C’est une première dans les annales gouvernementales au Maroc. A peine déposé, le projet de Loi de finances a été retiré du parlement. Ceci a occasionné une grande polémique politique. Alors que le PJD crie au cafouillage et à l’improvisation, les hommes d’affaires, par la voix du quotidien « L’Economiste » parleent d’une véritable déliquescence de l’ordre administratif et politique. Un vrai « cauchemar » titre le quotidien casablancais proche du patronat qui flingue le premier ministre Abbas El Fassi et ménage son ministre des Finances Salaheddine Mezouar.

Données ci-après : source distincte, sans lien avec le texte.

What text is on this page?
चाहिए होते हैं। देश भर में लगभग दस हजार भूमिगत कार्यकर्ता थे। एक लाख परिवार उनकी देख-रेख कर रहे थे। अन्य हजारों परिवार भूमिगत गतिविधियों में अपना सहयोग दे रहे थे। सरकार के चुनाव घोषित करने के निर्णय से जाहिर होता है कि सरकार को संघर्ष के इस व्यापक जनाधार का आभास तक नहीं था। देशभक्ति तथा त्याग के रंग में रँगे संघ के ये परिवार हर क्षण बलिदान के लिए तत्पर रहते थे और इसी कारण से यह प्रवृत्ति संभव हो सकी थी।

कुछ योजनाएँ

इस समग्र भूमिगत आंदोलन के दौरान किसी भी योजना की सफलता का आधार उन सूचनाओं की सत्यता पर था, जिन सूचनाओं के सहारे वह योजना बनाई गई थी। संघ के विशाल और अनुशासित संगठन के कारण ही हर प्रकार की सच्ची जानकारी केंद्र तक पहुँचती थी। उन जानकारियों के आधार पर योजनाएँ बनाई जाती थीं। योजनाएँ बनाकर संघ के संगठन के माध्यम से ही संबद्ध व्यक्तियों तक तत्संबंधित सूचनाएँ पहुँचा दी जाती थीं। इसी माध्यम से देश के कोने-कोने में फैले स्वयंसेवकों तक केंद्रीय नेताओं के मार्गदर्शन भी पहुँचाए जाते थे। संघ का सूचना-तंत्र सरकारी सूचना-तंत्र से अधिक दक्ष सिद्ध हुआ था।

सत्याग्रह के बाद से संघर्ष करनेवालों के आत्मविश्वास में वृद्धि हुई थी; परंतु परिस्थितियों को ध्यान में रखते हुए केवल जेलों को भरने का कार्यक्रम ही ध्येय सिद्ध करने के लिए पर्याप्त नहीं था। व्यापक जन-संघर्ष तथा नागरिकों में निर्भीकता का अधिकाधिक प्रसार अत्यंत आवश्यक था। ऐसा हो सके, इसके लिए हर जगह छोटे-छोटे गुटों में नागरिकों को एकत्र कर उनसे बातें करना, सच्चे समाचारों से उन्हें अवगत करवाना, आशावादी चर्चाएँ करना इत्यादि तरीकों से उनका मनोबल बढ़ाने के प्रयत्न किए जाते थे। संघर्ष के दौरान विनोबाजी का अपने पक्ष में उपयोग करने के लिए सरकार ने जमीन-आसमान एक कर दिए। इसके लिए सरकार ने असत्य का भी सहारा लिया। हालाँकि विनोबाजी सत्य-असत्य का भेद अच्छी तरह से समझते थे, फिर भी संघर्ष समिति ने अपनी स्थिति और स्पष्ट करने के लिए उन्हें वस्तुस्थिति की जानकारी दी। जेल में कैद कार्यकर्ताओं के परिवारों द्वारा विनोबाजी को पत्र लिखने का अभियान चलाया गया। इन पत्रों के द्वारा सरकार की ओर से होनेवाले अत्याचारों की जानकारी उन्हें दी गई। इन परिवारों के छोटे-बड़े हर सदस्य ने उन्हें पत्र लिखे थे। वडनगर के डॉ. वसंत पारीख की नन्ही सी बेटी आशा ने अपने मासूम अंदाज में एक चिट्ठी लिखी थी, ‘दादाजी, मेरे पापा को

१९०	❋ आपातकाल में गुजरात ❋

Hier jeudi, le gouvernement s’est réuni en urgence et a sorti un communiqué qui n’a fait que rajouter à la cacophonie ambiante. Certains hauts cadres de l’Etat ont du mal à y croire. « Ce n’est pas de l’incompétence, c’est tout simplement de l’amateurisme», s’insurge un ancien directeur général d’un office chérifien, avant d’ajouter que l’équipe d’Abbas El Fassi était, de loin, « le pire gouvernement que le Maroc a connu depuis des décennies ». D’après un ancien ministre du gouvernement Youssoufi « dans cette équipe, il n’y en a pas un pour rattraper l’autre. On dirait une bande de gamins plus soucieux de leurs jouets que de l’intérêt public », fulmine l’ancien ministre.

Il faut dire que l’actuelle crise est très mal tombée. Alors les partis préparent les prochaines échéances électorales, la situation économique du pays nécessite qu’on y prête une attention de tous les instants, notamment en raison d’une situation internationale peu favorable.